Having picked an excellent partition key based on the right size of data volume, we must ensure that every insert consolidates into as few files as possible. Hence an 'Append' functionality is critical for structured data. We have a certain number of records in a table, and with new transactions flowing in, we need to add the recent transactions to the table or 'Append' them to the existing file. For structured data using Hive, the ability to consolidate the data exists out of the box for HDFS storage. For object storage, the consolidation needs to happen during ingest using in-memory processing with Spark or use a Delta lake strategy after ingest.

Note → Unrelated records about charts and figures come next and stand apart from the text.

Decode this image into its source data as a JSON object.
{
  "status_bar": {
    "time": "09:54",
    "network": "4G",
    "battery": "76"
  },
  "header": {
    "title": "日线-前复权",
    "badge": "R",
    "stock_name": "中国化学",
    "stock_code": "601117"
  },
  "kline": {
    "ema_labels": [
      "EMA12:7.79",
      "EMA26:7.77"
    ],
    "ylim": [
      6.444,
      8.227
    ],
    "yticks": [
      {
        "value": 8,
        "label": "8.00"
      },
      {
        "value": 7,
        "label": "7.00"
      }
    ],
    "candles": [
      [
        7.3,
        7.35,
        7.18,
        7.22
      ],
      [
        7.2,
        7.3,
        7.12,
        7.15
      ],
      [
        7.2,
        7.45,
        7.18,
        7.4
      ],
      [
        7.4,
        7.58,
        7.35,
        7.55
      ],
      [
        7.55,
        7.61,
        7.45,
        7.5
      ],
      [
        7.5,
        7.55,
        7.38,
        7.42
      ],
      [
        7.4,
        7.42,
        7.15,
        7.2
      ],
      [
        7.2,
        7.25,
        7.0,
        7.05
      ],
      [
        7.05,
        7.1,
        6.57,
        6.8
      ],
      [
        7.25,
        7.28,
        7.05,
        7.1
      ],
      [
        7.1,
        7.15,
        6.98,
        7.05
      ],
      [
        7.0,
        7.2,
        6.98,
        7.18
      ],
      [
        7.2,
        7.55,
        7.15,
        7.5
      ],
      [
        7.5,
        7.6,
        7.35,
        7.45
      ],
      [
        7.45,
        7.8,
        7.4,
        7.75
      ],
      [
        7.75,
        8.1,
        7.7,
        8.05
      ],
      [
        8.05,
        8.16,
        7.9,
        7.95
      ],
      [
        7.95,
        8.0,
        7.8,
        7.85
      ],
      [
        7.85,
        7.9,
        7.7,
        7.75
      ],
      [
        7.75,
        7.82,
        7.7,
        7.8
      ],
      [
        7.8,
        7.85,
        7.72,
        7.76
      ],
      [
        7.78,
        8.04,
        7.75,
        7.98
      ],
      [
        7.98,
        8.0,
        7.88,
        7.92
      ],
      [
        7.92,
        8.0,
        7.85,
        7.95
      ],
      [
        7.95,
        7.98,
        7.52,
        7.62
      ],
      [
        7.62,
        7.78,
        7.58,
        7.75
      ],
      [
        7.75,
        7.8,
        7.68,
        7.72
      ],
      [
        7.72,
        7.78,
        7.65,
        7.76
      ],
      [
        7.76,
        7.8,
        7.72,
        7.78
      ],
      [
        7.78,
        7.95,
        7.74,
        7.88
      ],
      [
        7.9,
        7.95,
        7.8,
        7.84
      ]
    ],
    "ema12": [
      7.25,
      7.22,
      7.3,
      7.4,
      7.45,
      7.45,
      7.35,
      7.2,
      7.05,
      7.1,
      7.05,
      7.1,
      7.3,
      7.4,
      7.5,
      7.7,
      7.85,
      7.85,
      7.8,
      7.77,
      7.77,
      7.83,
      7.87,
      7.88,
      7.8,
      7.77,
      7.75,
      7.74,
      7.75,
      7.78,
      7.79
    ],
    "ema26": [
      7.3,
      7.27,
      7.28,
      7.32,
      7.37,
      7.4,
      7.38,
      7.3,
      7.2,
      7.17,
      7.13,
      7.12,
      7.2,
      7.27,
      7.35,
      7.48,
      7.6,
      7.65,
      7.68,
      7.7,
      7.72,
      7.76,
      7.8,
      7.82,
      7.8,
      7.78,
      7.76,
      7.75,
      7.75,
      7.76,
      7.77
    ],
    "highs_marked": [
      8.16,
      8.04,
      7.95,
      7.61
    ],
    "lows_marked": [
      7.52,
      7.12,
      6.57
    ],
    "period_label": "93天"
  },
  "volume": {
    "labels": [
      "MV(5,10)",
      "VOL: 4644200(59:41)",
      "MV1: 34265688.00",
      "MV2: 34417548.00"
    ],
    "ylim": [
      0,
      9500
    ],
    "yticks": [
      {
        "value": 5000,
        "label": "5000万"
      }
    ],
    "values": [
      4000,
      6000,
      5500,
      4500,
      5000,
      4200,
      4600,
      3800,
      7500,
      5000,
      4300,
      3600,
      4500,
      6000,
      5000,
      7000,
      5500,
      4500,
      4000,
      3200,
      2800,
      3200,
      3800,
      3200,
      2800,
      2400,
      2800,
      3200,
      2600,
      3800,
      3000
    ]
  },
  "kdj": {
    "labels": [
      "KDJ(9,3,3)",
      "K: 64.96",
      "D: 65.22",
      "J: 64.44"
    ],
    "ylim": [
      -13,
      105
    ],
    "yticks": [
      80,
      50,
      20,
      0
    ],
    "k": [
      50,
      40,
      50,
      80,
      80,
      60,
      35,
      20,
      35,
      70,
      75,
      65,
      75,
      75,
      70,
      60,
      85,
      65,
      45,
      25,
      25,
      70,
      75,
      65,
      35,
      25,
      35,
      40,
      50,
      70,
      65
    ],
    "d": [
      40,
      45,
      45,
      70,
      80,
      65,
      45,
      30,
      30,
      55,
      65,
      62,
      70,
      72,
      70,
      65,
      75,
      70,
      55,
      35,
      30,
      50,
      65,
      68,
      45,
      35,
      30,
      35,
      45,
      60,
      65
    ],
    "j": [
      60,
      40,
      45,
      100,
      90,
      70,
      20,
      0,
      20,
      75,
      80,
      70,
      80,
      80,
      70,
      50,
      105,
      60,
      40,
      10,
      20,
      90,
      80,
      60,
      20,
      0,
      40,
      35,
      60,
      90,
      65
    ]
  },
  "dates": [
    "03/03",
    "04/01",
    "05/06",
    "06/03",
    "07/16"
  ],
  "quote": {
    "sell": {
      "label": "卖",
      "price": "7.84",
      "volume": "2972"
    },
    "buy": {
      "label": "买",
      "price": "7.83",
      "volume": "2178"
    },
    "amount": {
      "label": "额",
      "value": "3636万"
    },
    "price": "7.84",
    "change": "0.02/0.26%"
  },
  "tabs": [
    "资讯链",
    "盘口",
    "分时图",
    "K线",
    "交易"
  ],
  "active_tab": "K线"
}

Number of Partitions/ Partition Key

The partition key is the basis for the creation of partitions used for storing the data. Structured data can have data elements as partition keys and usually results in a large number of partitions. On the other hand, unstructured data have partitions based on the data attributes and have fewer partitions. The large number of partitions impact performance adversely. For structured data, to ensure optimal performance, an optimization strategy is required to minimize the number of partitions associated with structured data.

Query and File Formats

In the Big data world, we have multiple options such as Parquet for columnar storage, AVRO for Row-based, and ORC for row and column storage. Query needs for Unstructured and structured data vary. You query unstructured data as a single data - a picture, a music track, or an aggregation query, i.e., all social media posts from geolocation. Structured data will have aggregation queries, e.g., the sum of amount for all Sales orders, or some / all data elements consisting of a record, e.g., Sales order number, customer, Item, Price, discount. File format such as parquet would be suitable for aggregation queries and unstructured data, while ORC is better suited for structured data to get the best of both worlds.